Friday, January 23, 2009

Higher Ground


By TONY EVANS
Express Staff Writer

A great poet from Idaho once described poetry as "the news that stays news." Everybody already had the big news on Tuesday: A man of color and great intelligence had been elected 44th president of the United States. Yet more than a million people gathered in the cold at the nation's capitol to hear the man and his friends speak, to take part in the rituals of the transfer of presidential office. Barak Obama wrote his own speech. This is the kind of talent that makes a statesman out of a politician.

Cynics will say that the words spoken on Inauguration Day were nothing more than empty rhetoric; that governing is made of deeds, rather than pretty words; that we must quickly get back down to earth and the real news of day-to-day government. But words formed our nation from its very beginning, and are the tools we will use to continue shaping its destiny. Politics is about the distribution of power. Art is about revelation. The news informs us. Poetry transforms us.

We need all the faith and poetry we can get in a democracy. With no kings or corporations to rule us, we need words that will bring us from a field of contest with one another to a new field of consciousness.

The Whitmanesque verse of Elizabeth Alexander's poem, "Praise Song for the Day," celebrated the truest day-to-day workings of a democracy. Her poem celebrated working-class mysteries, rather than dark political objectives based on the economic imperatives of big business:

"Someone is stitching up a hem, darning a hole in a uniform, patching a tire, repairing the things in need of repair. Someone is trying to make music somewhere with a pair of wooden spoons on an oil drum with cello, boom box, harmonica, voice. A woman and her son wait for the bus. A farmer considers the changing sky; a teacher says, 'Take out your pencils. Begin.'"

"We encounter each other in words," she writes. "Words spiny or smooth, whispered or declaimed; words to consider, reconsider."
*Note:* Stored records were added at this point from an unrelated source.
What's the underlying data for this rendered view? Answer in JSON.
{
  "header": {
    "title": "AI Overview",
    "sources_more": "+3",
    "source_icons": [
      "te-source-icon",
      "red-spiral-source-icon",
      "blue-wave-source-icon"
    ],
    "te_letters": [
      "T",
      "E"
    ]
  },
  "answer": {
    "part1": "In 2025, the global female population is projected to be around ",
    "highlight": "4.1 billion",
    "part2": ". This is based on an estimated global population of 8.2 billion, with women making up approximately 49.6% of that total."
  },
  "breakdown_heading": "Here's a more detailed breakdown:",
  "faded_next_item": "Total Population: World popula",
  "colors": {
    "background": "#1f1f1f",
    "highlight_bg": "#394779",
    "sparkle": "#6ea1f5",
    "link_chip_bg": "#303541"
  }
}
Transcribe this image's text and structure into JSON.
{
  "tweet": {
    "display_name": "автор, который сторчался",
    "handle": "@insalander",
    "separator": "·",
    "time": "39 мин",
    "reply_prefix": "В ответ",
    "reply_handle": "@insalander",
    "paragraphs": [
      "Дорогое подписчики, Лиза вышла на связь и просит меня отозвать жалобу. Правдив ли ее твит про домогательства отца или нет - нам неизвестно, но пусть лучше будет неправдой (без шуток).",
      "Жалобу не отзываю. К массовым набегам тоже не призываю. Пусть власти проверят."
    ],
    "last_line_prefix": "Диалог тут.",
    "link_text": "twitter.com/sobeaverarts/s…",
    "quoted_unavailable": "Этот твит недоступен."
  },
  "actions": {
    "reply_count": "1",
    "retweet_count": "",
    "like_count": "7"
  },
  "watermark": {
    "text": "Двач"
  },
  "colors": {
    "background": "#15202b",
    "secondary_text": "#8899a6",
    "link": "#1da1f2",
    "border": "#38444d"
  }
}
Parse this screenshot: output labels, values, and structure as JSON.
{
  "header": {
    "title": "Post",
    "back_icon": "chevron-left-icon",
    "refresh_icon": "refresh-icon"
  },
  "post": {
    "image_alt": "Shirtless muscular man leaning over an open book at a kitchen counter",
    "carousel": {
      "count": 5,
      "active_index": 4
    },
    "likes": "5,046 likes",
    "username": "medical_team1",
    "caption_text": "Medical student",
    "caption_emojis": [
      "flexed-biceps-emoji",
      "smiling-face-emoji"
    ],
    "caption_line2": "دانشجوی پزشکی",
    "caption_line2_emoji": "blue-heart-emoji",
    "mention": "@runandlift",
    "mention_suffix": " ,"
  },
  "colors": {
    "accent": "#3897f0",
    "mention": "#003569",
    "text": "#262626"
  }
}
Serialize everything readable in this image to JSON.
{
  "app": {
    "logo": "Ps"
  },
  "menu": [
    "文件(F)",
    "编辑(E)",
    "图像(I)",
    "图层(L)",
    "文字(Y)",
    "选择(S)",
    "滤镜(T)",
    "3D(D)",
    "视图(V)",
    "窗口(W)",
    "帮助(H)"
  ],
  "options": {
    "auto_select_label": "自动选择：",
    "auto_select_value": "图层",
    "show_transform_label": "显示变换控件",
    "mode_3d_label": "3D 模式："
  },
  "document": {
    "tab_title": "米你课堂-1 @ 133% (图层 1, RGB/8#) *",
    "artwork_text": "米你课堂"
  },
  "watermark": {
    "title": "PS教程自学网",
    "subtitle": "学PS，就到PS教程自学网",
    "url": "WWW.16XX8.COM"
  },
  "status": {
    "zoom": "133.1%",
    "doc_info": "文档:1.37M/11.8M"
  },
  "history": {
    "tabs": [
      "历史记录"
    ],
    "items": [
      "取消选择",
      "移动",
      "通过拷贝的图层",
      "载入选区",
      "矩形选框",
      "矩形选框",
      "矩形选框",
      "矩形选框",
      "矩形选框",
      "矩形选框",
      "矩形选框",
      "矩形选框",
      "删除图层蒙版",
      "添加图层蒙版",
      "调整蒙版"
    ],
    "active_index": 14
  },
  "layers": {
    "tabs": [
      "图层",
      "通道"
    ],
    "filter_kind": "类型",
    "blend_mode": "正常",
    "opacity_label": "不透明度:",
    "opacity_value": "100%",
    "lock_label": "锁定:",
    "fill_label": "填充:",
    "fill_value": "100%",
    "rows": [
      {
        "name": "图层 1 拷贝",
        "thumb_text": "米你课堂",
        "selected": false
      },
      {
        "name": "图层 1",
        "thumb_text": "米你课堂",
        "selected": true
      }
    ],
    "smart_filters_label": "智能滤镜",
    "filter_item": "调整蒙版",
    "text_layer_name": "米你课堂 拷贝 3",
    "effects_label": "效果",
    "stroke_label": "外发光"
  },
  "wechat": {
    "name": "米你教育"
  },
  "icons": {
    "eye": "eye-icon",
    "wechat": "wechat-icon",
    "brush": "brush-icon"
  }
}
The president's own words were well considered and conciliatory, but also filled with warning. His first duty as president was to review the troops on the east steps of the Capitol, troops originally mustered to defend a fledgling democracy from attack by kings. His inspired language taps into our deepest feelings of our nation, recalling half-remembered ideals that can unite rather than divide us:

"America has carried on not simply because of the skill or vision of those in high office, but because we the people have remained faithful to the ideals of our forbears, and true to our founding documents. They saw America as bigger than the sum of our individual ambitions, greater than all the differences of birth or wealth or faction ... We gather because we have chosen hope over fear, unity of purpose over conflict and discord."

Eighty-seven-year-old Rev. Joseph Lowery, a former civil rights worker, added the faith born of great adversity to the inaugural message:

"Lord, in the memory of all the saints who from their labors rest, and in the joy of a new beginning, we ask you to help us work for that day when black will not be asked to get in back, when brown can stick around ... when yellow will be mellow ... when the red man can get ahead, man; and when white will embrace what is right. That all those who do justice and love mercy say Amen."

As for the new administration, and all of those who support a new beginning in America, it can no longer be merely about winning.